The sharing economy is very much digital, but offline distribution channels should not be neglected either if these channels best help you reach your intended audience.
5. Overestimating Revenues, Underestimating Costs
The final common flaw in a vacation rental business plan is poor revenue management planning. If you fail to analyze the numbers, you may end up over or underestimating your revenues and costs, and you won’t be able to accurately predict how long it takes to start making money in real estate.
One mistake is to overestimate the rental income and not take all rental costs and expenses into account. To keep your accounts green, you should start by defining your rental rate per night. Do you wish to keep it fixed or adjust it per peak seasons? On the costs side, you will at the very least need to know the tax percentage you pay to the Government. Other costs you need to estimate are the totals of your utility bills and marketing and distribution costs. Another frequent mistake is to forget the small cost items, like regular maintenance costs. Setting a target monthly income on your holiday rental property will help you plan a budget. You can then adjust the rental rate and desired Airbnb occupancy rate in line with your target. As you know, owning a vacation rental property also generates certain variable costs- you might want to define the desired cap for those as well.

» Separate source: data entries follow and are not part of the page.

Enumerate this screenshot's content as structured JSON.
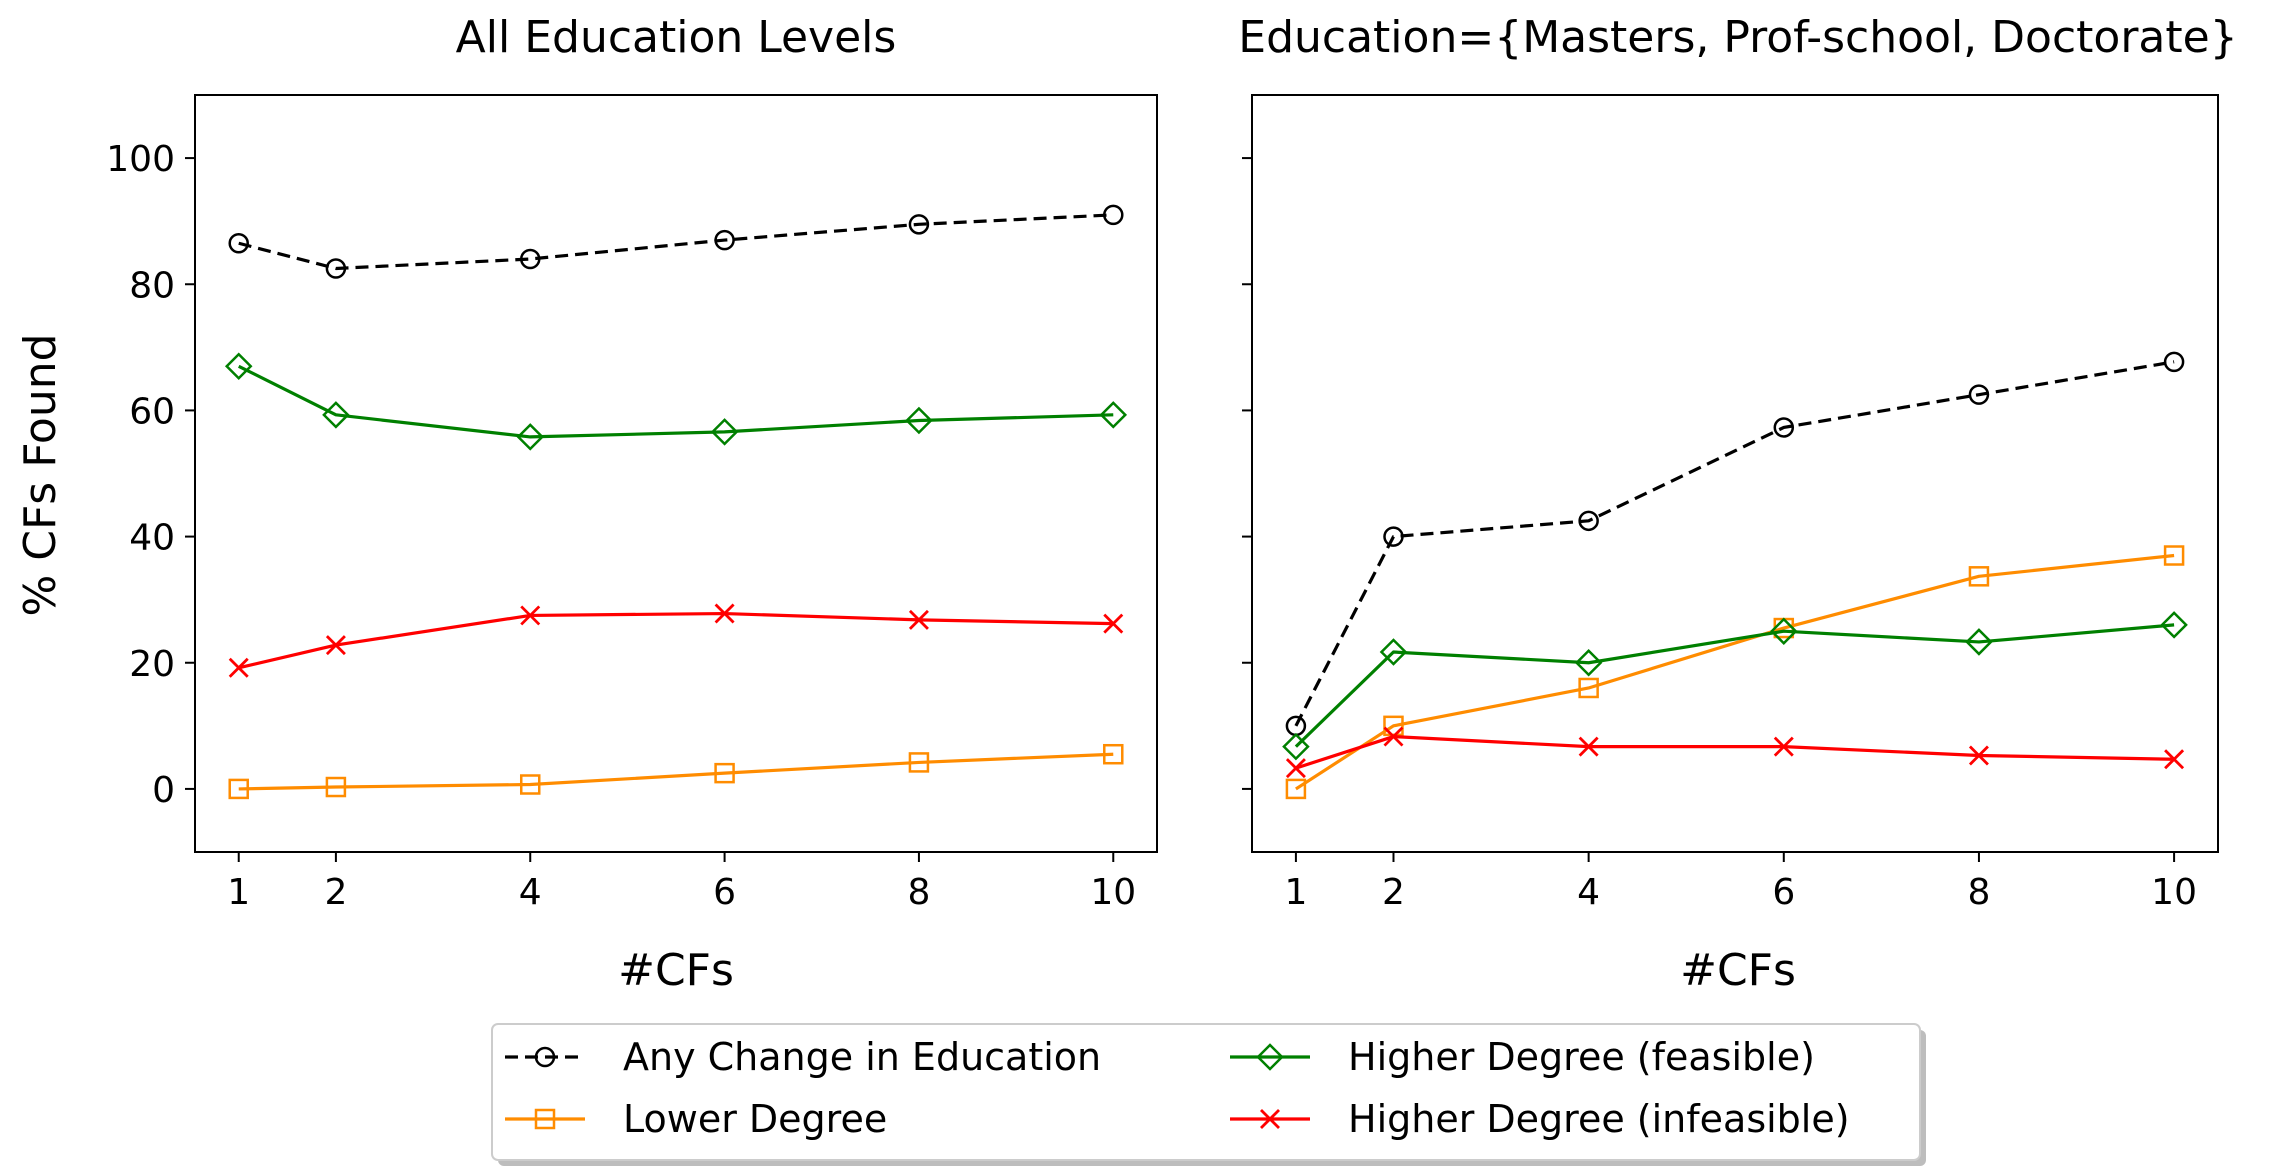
{
  "chart_data": [
    {
      "type": "line",
      "title": "All Education Levels",
      "xlabel": "#CFs",
      "ylabel": "% CFs Found",
      "x": [
        1,
        2,
        4,
        6,
        8,
        10
      ],
      "xticks": [
        "1",
        "2",
        "4",
        "6",
        "8",
        "10"
      ],
      "yticks": [
        "0",
        "20",
        "40",
        "60",
        "80",
        "100"
      ],
      "ylim": [
        -10,
        110
      ],
      "grid": false,
      "series": [
        {
          "name": "Any Change in Education",
          "color": "#000000",
          "marker": "circle",
          "dashed": true,
          "values": [
            86.5,
            82.5,
            84,
            87,
            89.5,
            91
          ]
        },
        {
          "name": "Lower Degree",
          "color": "#ff8c00",
          "marker": "square",
          "dashed": false,
          "values": [
            0,
            0.3,
            0.7,
            2.5,
            4.2,
            5.5
          ]
        },
        {
          "name": "Higher Degree (feasible)",
          "color": "#008000",
          "marker": "diamond",
          "dashed": false,
          "values": [
            67,
            59.3,
            55.8,
            56.6,
            58.4,
            59.3
          ]
        },
        {
          "name": "Higher Degree (infeasible)",
          "color": "#ff0000",
          "marker": "x",
          "dashed": false,
          "values": [
            19.2,
            22.8,
            27.5,
            27.8,
            26.8,
            26.2
          ]
        }
      ]
    },
    {
      "type": "line",
      "title": "Education={Masters, Prof-school, Doctorate}",
      "xlabel": "#CFs",
      "ylabel": "",
      "x": [
        1,
        2,
        4,
        6,
        8,
        10
      ],
      "xticks": [
        "1",
        "2",
        "4",
        "6",
        "8",
        "10"
      ],
      "yticks": [
        "0",
        "20",
        "40",
        "60",
        "80",
        "100"
      ],
      "ylim": [
        -10,
        110
      ],
      "grid": false,
      "series": [
        {
          "name": "Any Change in Education",
          "color": "#000000",
          "marker": "circle",
          "dashed": true,
          "values": [
            10,
            40,
            42.5,
            57.3,
            62.5,
            67.7
          ]
        },
        {
          "name": "Lower Degree",
          "color": "#ff8c00",
          "marker": "square",
          "dashed": false,
          "values": [
            0,
            10,
            16,
            25.5,
            33.7,
            37
          ]
        },
        {
          "name": "Higher Degree (feasible)",
          "color": "#008000",
          "marker": "diamond",
          "dashed": false,
          "values": [
            6.7,
            21.7,
            20,
            25,
            23.3,
            26
          ]
        },
        {
          "name": "Higher Degree (infeasible)",
          "color": "#ff0000",
          "marker": "x",
          "dashed": false,
          "values": [
            3.3,
            8.3,
            6.7,
            6.7,
            5.3,
            4.7
          ]
        }
      ]
    }
  ],
  "legend": {
    "placement": "bottom-center",
    "items": [
      "Any Change in Education",
      "Higher Degree (feasible)",
      "Lower Degree",
      "Higher Degree (infeasible)"
    ]
  }
}
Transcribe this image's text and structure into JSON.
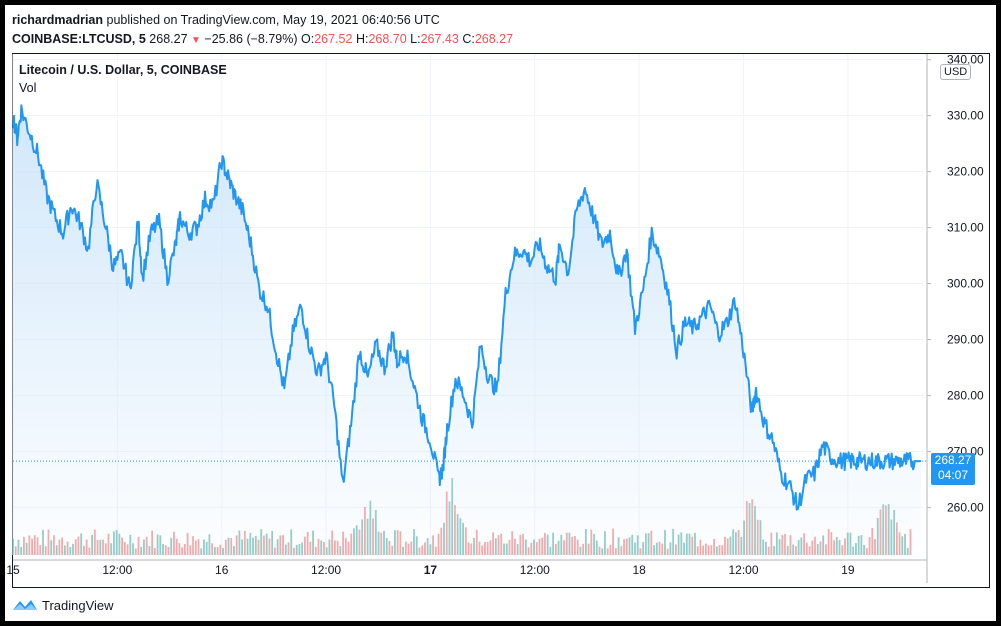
{
  "header": {
    "author": "richardmadrian",
    "published_text": "published on TradingView.com, May 19, 2021 06:40:56 UTC",
    "symbol": "COINBASE:LTCUSD, 5",
    "last": "268.27",
    "change": "−25.86 (−8.79%)",
    "o_label": "O:",
    "o_val": "267.52",
    "h_label": "H:",
    "h_val": "268.70",
    "l_label": "L:",
    "l_val": "267.43",
    "c_label": "C:",
    "c_val": "268.27"
  },
  "legend": {
    "title": "Litecoin / U.S. Dollar, 5, COINBASE",
    "volume": "Vol"
  },
  "axis": {
    "currency": "USD"
  },
  "price_tag": {
    "price": "268.27",
    "countdown": "04:07"
  },
  "brand": {
    "name": "TradingView",
    "icon": "tradingview-logo-icon"
  },
  "colors": {
    "line": "#2196f3",
    "area": "#cfe6fa",
    "vol_up": "#6bb8b0",
    "vol_down": "#ef8a8a",
    "tag": "#2196f3"
  },
  "chart_data": {
    "type": "area",
    "title": "Litecoin / U.S. Dollar, 5, COINBASE",
    "ylabel": "USD",
    "ylim": [
      251.5,
      341
    ],
    "grid": true,
    "y_ticks": [
      340,
      330,
      320,
      310,
      300,
      290,
      280,
      270,
      260
    ],
    "y_tick_labels": [
      "340.00",
      "330.00",
      "320.00",
      "310.00",
      "300.00",
      "290.00",
      "280.00",
      "270.00",
      "260.00"
    ],
    "x_range": [
      0,
      4.36
    ],
    "x_ticks": [
      0,
      0.5,
      1,
      1.5,
      2,
      2.5,
      3,
      3.5,
      4
    ],
    "x_tick_labels": [
      "15",
      "12:00",
      "16",
      "12:00",
      "17",
      "12:00",
      "18",
      "12:00",
      "19"
    ],
    "x_tick_bold": [
      false,
      false,
      false,
      false,
      true,
      false,
      false,
      false,
      false
    ],
    "series": [
      {
        "name": "Litecoin / U.S. Dollar",
        "x": [
          0,
          0.02,
          0.04,
          0.08,
          0.12,
          0.16,
          0.2,
          0.24,
          0.28,
          0.32,
          0.36,
          0.4,
          0.44,
          0.48,
          0.52,
          0.56,
          0.6,
          0.62,
          0.66,
          0.7,
          0.74,
          0.78,
          0.8,
          0.84,
          0.88,
          0.92,
          0.96,
          1.0,
          1.03,
          1.06,
          1.1,
          1.14,
          1.18,
          1.22,
          1.26,
          1.3,
          1.34,
          1.38,
          1.42,
          1.46,
          1.5,
          1.54,
          1.58,
          1.62,
          1.66,
          1.7,
          1.74,
          1.78,
          1.82,
          1.84,
          1.88,
          1.92,
          1.96,
          2.0,
          2.04,
          2.06,
          2.08,
          2.12,
          2.16,
          2.2,
          2.24,
          2.28,
          2.32,
          2.36,
          2.4,
          2.44,
          2.48,
          2.52,
          2.56,
          2.6,
          2.62,
          2.66,
          2.7,
          2.74,
          2.78,
          2.82,
          2.86,
          2.9,
          2.94,
          2.98,
          3.02,
          3.06,
          3.1,
          3.14,
          3.18,
          3.22,
          3.26,
          3.3,
          3.34,
          3.38,
          3.42,
          3.46,
          3.5,
          3.54,
          3.56,
          3.6,
          3.64,
          3.68,
          3.72,
          3.76,
          3.8,
          3.84,
          3.88,
          3.92,
          3.96,
          4.0,
          4.03,
          4.06,
          4.1,
          4.14,
          4.18,
          4.22,
          4.26,
          4.29,
          4.32,
          4.35
        ],
        "values": [
          330,
          326,
          331,
          327,
          323,
          316,
          312,
          309,
          314,
          311,
          306,
          318,
          311,
          303,
          305,
          299,
          311,
          301,
          309,
          311,
          301,
          307,
          312,
          309,
          310,
          315,
          314,
          322,
          319,
          316,
          313,
          307,
          299,
          296,
          288,
          281,
          291,
          296,
          289,
          284,
          287,
          278,
          264,
          275,
          288,
          283,
          289,
          285,
          291,
          286,
          288,
          282,
          276,
          272,
          265,
          267,
          274,
          283,
          280,
          275,
          289,
          283,
          281,
          298,
          305,
          306,
          304,
          307,
          303,
          301,
          307,
          302,
          313,
          317,
          312,
          307,
          309,
          301,
          306,
          292,
          299,
          309,
          305,
          298,
          288,
          293,
          292,
          294,
          296,
          291,
          293,
          297,
          288,
          277,
          281,
          275,
          272,
          266,
          264,
          260,
          265,
          266,
          271,
          269,
          268.27,
          268.27,
          268.27,
          268.27,
          268.27,
          268.27,
          268.27,
          268.27,
          268.27,
          268.27,
          268.27,
          268.27
        ]
      }
    ],
    "volume_peaks": [
      {
        "x": 1.7,
        "rel": 0.6
      },
      {
        "x": 2.11,
        "rel": 0.85
      },
      {
        "x": 3.53,
        "rel": 0.55
      },
      {
        "x": 4.19,
        "rel": 0.65
      }
    ]
  }
}
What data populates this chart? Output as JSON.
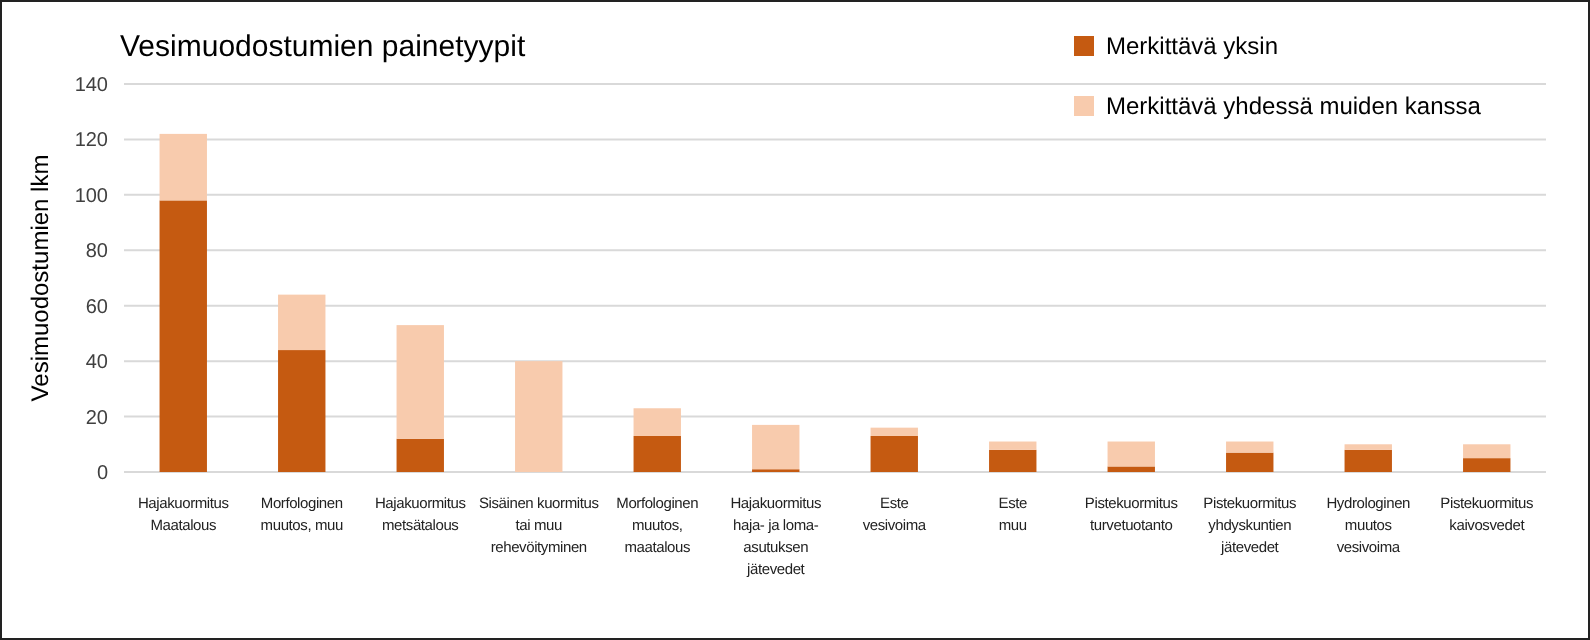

We know it is easy to get overwhelmed by the numbers. There are plenty of analytics tools out there that can help you estimate incomes and costs, such as those available at Mashvisor. Start out your 14-day free trial with Mashvisor now to get ahold of our vacation rental income calculator.
We hope this list of the five common flaws in vacation rental business plans has provided you food for thought. We recommend you read your vacation rental business plan one more time. Does it really outline your path to success?